Formule 1 Un quatrième titre, à 32 ans, comme le Baron Rouge.

Avec le quatrième titre mondial décroché ce dimanche, Lewis Hamilton a donc officiellement rejoint Alain Prost et Sebastian Vettel au palmarès des plus grands champions de l’histoire de la F1. Il ne reste plus que feu Juan-Manuel Fangio (cinq couronnes) et le septuple champion Michael Schumacher devant lui.

Mais, selon ses dires, le Britannique n’est pas obsédé par la quête du record absolu. "Mon idole a toujours été Ayrton Senna. Lorsque j’ai débuté ma carrière, je rêvais d’égaler ses trois titres mondiaux. Aujourd’hui, j’ai battu le pilote dont j’étais fan. Je suis donc comblé."

Sous contrat avec Mercedes jusqu’à la fin de la saison 2018, le tatoué se donne encore "cinq à six années en F1". Ce qui pourrait lui permettre aisément d’égaler, voire de battre tous les records de Schumi. Celui du nombre de victoires (91) mais, surtout, ses sept titres mondiaux.

Hamilton a décroché son quatrième titre à 32 ans. Il est deux mois et six jours à peine plus vieux que Michael Schumacher à l’époque où l’Allemand a acquis sa quatrième couronne avec Ferrari. "Honnêtement, je travaille étape par étape. C’est assez dur de gagner un titre à la fois. Qui sait si je vais encore me rapprocher de Michael ? Sept titres, je n’ai personnellement pas le désir de me lancer à la poursuite de ça. Les records sont faits pour être battus. À un moment donné, quelqu’un battra Michael. Est-ce que ce sera moi ? Je ne sais pas…"

Pas question toutefois non plus d’arrêter la F1. "J’aime plus que jamais piloter. J’ai l’impression de le faire mieux que jamais. Je me sens le plus complet que je n’ai jamais été, c’est un sentiment formidable.
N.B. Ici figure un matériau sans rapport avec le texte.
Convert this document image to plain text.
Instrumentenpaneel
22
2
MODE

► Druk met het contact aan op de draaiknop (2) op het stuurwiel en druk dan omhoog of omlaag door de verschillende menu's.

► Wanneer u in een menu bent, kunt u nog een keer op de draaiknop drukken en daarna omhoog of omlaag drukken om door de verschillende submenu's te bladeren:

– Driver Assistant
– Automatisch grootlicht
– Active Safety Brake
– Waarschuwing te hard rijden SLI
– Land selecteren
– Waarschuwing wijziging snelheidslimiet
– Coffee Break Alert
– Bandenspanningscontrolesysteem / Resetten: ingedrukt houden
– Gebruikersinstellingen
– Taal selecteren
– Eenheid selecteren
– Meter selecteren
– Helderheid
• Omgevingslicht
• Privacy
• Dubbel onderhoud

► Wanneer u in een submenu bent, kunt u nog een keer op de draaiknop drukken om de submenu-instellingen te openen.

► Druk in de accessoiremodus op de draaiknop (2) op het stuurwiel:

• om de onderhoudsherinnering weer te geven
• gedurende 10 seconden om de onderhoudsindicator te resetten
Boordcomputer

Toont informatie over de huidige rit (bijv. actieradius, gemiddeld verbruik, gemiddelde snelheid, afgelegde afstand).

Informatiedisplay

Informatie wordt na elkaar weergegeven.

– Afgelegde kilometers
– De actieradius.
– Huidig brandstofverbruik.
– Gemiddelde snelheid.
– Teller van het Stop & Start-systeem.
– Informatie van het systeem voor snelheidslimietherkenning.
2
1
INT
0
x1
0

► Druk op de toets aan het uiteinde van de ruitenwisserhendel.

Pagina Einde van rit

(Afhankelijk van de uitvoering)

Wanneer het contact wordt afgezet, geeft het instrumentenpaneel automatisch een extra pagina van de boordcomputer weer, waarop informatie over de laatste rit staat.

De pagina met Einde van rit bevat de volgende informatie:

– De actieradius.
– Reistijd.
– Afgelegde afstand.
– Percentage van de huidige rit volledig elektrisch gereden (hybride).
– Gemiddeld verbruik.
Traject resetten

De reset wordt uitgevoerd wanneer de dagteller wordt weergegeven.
Je travaille mes faiblesses et je prends toujours beaucoup de plaisir, surtout avec les F1 2017. Je me suis fixé un plan sur cinq ans. Mais, chaque année, j’en ajoute une."

Et puis, pour affoler les statistiques, il faut aussi posséder le meilleur matériel. C’est pour l’instant le cas, mais Mercedes restera-t-elle encore longtemps la meilleure équipe ? Et puis, surtout, restera-t-il fidèle à la marque à l’étoile ? Il y a quatre ans, Sebastian Vettel n’avait, lui, que 26 ans quand il a obtenu son quatrième titre mondial avec Red Bull-Renault.

Et tout le monde le voyait aussi rapidement battre le record de Schumacher… En vrai fan de F1, le premier quadruple champion d’outre-Manche serait-il peut-être plus tenté à l’avenir par le défi Ferrari que par l’idée d’aller chercher encore coûte que coûte encore au moins trois lauriers mondiaux? "Pour le moment, je pense plutôt à les battre. Mais je n’ai jamais caché que j’étais un fan de cette équipe, un fan de Ferrari et de ce qu’ils ont réussi dans l’histoire du sport automobile. Sans compter les superbes voitures qu’ils produisent pour la route. Pour n’importe quel pilote de course, c’est un honneur de courir pour la Scuderia en F1. Mais cela n’a jamais été réellement une option pour moi. S’ils voulaient travailler avec moi, ils m’auraient approché et cela n’a pas été le cas. Si je ne les intéresse pas, ce n’est pas grave. Sebastian vient de resigner jusqu’à 2020 et mon objectif est désormais de leur rendre la vie misérable pendant les trois prochaines années. De toute façon, pour le moment, j’ai du mal à m’imaginer ailleurs que chez Mercedes."

Une écurie avec laquelle il visera, quoi qu’il arrive, un cinquième sacre en 2018.